Bolivia, Venezuela and Nicaragua withdraw together from the ICSID

2 May 2007




DECISION OF ALBA-PTA ON ICSID ICSID The International Centre for the Settlement of Investment Disputes (ICSID) is a World Bank arbitration mechanism for resolving disputes that may arise between States and foreign investors. It was established in 1965 when the Washington Convention of that year entered into force.

Contrary to some opinions defending the fact that ICSID mechanism has been widely accepted in the American hemisphere, many States in the region continue to keep their distance: Canada, Cuba, Mexico and Dominican Republic are not party to the Convention. In the case of Mexico, this attitude is rated by specialists as “wise and rebellious”. We must also recall that the following Caribbean States remain outside the ICSID jurisdiction: Antigua and Barbuda, Belize, Dominica (Commonwealth of) and Suriname. In South America, Brazil has not ratified (or even signed) the ICSID convention and the 6th most powerful world economy seems to show no special interest in doing so.

In the case of Costa Rica, access to ICSID system is extremely interesting: Costa Rica signed the ICSID Convention in September, 1981 but didn’t ratify it until 12 years later, in 1993. We read in a memorandum of GCAB (Global Committee of Argentina Bondholders) that Costa Rica`s decision resulted from direct United States pressure due to the Santa Elena expropriation case, which was decided in 2000 :
"In the 1990s, following the expropriation of property owned allegedly by an American investor, Costa Rica refused to submit the dispute to ICSID arbitration. The American investor invoked the Helms Amendment and delayed a $ 175 million loan from the Inter-American Development Bank to Costa Rica. Costa Rica consented to the ICSID proceedings, and the American investor ultimately recovered U.S. $ 16 million”.

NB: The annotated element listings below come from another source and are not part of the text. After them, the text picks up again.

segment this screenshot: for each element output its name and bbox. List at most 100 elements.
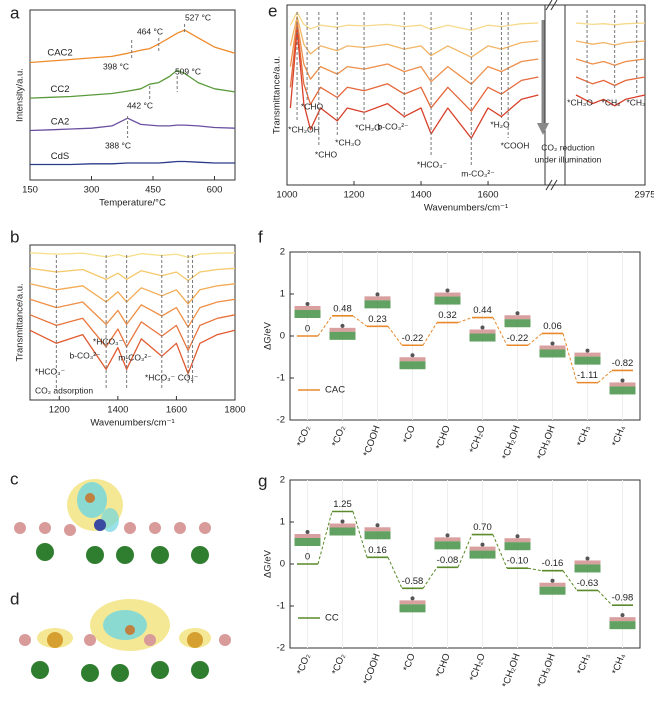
x-tick-label: *CO₂ xyxy=(295,424,313,448)
x-tick-label: 1000 xyxy=(276,190,297,201)
connector xyxy=(352,315,368,327)
spectrum-line xyxy=(29,329,236,375)
adsorbate xyxy=(340,519,345,524)
annotation: 464 °C xyxy=(137,26,163,36)
adsorbate-model xyxy=(329,323,356,340)
slab xyxy=(469,546,496,551)
adsorbate-model xyxy=(434,533,461,550)
spectrum-line xyxy=(29,252,236,259)
legend-label: CAC xyxy=(325,385,345,396)
panel-letter: g xyxy=(258,471,267,490)
y-tick-label: 1 xyxy=(280,289,285,300)
spectrum-line xyxy=(29,283,236,305)
x-tick-label: *CO xyxy=(401,424,417,445)
slab xyxy=(294,538,321,546)
adsorbate xyxy=(480,325,485,330)
connector xyxy=(387,326,403,346)
slab xyxy=(434,537,461,542)
y-axis-label: Intensity/a.u. xyxy=(15,68,26,122)
x-tick-label: *CH₃OH xyxy=(535,652,558,689)
slab xyxy=(294,310,321,318)
adsorbate-model xyxy=(364,292,391,309)
slab xyxy=(539,586,566,595)
break-mark xyxy=(550,0,558,11)
slab xyxy=(364,296,391,301)
adsorbate-model xyxy=(574,348,601,365)
value-label: 0.70 xyxy=(473,522,492,533)
slab xyxy=(574,560,601,565)
adsorbate-model xyxy=(294,302,321,318)
x-tick-label: *CO₂ xyxy=(330,424,348,448)
value-label: 0 xyxy=(305,552,310,563)
annotation: b-CO₃²⁻ xyxy=(377,121,409,131)
value-label: -0.08 xyxy=(437,555,459,566)
slab xyxy=(609,386,636,395)
adsorbate-model xyxy=(329,519,356,536)
spectrum-line xyxy=(289,25,646,112)
adsorbate xyxy=(305,302,310,306)
y-tick-label: 0 xyxy=(280,331,285,342)
adsorbate xyxy=(550,578,555,583)
slab xyxy=(434,541,461,550)
value-label: 0.23 xyxy=(368,314,387,325)
x-tick-label: 600 xyxy=(207,185,223,196)
adsorbate-model xyxy=(609,378,636,395)
x-axis-label: Wavenumbers/cm⁻¹ xyxy=(90,418,174,429)
panel-letter: b xyxy=(10,227,19,246)
slab xyxy=(434,296,461,305)
break-mark xyxy=(545,0,553,11)
series-label: CAC2 xyxy=(47,48,72,59)
adsorbate xyxy=(340,323,345,328)
value-label: -0.63 xyxy=(577,578,599,589)
y-tick-label: 2 xyxy=(280,247,285,258)
x-tick-label: 1600 xyxy=(166,405,187,416)
y-tick-label: 0 xyxy=(280,559,285,570)
x-tick-label: *CH₂OH xyxy=(500,652,522,689)
x-tick-label: *CH₄ xyxy=(610,424,628,448)
slab xyxy=(609,617,636,622)
y-tick-label: -2 xyxy=(277,643,285,654)
y-tick-label: -2 xyxy=(277,415,285,426)
slab xyxy=(609,621,636,630)
value-label: -0.16 xyxy=(542,558,564,569)
slab xyxy=(504,538,531,543)
annotation: m-CO₃²⁻ xyxy=(461,168,495,178)
y-tick-label: -1 xyxy=(277,373,285,384)
value-label: 1.25 xyxy=(333,499,352,510)
x-tick-label: *CO₂ xyxy=(330,652,348,676)
x-tick-label: 1400 xyxy=(107,405,128,416)
slab xyxy=(399,604,426,613)
x-tick-label: 450 xyxy=(145,185,161,196)
panel-letter: e xyxy=(268,1,277,20)
adsorbate-model xyxy=(469,325,496,342)
adsorbate xyxy=(620,378,625,383)
x-tick-label: 1200 xyxy=(343,190,364,201)
adsorbate xyxy=(515,534,520,539)
axis-break xyxy=(545,4,565,186)
x-tick-label: *COOH xyxy=(361,652,382,686)
slab xyxy=(364,527,391,532)
value-label: -0.22 xyxy=(402,333,424,344)
x-tick-label: *CH₄ xyxy=(610,652,628,676)
connector xyxy=(422,567,438,589)
value-label: -0.82 xyxy=(612,358,634,369)
slab xyxy=(469,329,496,334)
annotation: *HCO₃⁻ xyxy=(35,366,66,376)
slab xyxy=(504,542,531,551)
plot-frame xyxy=(29,9,236,181)
spectrum-line xyxy=(29,69,236,99)
connector xyxy=(527,333,543,346)
adsorbate-model xyxy=(399,596,426,613)
spectrum-line xyxy=(29,298,236,328)
annotation: 388 °C xyxy=(105,140,131,150)
connector xyxy=(422,322,438,346)
spectrum-line xyxy=(289,29,646,139)
value-label: 0.44 xyxy=(473,305,492,316)
x-tick-label: *CH₂OH xyxy=(500,424,522,461)
x-tick-label: 300 xyxy=(84,185,100,196)
slab xyxy=(329,327,356,332)
adsorbate-model xyxy=(399,353,426,370)
note: under illumination xyxy=(535,154,602,164)
annotation: *HCO₃⁻ xyxy=(93,336,124,346)
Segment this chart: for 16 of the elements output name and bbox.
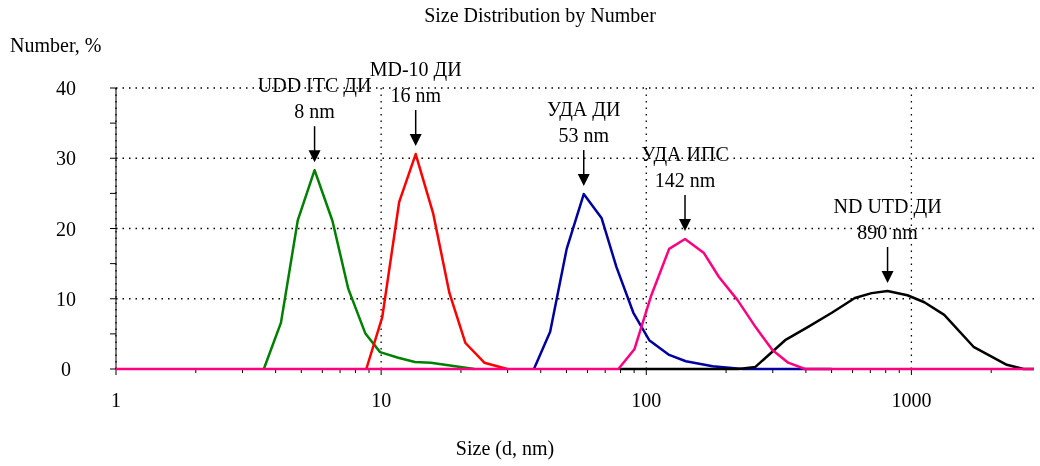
x-tick-label: 1000 <box>891 389 932 411</box>
x-tick-label: 10 <box>371 389 392 411</box>
y-tick-label: 0 <box>61 358 71 380</box>
y-tick-label: 10 <box>56 287 76 310</box>
x-axis-title: Size (d, nm) <box>455 437 555 460</box>
y-tick-label: 40 <box>56 77 76 99</box>
annotation: УДА ДИ 53 nm <box>547 98 621 147</box>
annotation: ND UTD ДИ 890 nm <box>833 195 942 244</box>
x-tick-label: 100 <box>631 389 662 411</box>
annotation: UDD ITC ДИ 8 nm <box>257 74 372 123</box>
x-tick-label: 1 <box>111 389 121 411</box>
annotation: УДА ИПС 142 nm <box>641 143 729 192</box>
chart-title: Size Distribution by Number <box>424 4 657 27</box>
y-axis-title: Number, % <box>10 34 102 56</box>
y-tick-label: 30 <box>56 147 76 170</box>
y-tick-label: 20 <box>56 217 76 240</box>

https://icsid.worldbank.org/apps/ICSIDWEB/Pages/default.aspx

Member countries (Bolivia, Venezuela and Nicaragua) of the Bolivarian Alternative for the Americas (ALBA) and Peoples’ Trade Agreements (PTA) have emphatically rejected legal, diplomatic and media pressure exercised by some multinational companies, which having made vulnerable constitutional rules, national laws, contractual obligations, regulatory environmental and labour resolutions, resist the application of sovereign rules by threatened countries by initiating international arbitration against national states for example within ICSID, the International Centre for the Settlement of Investment Disputes.

As a result, the States who form ALBA-PTA have decided to withdraw together from the ICSID convention in order to guarantee the sovereign right of countries to regulate foreign investment on their national territories.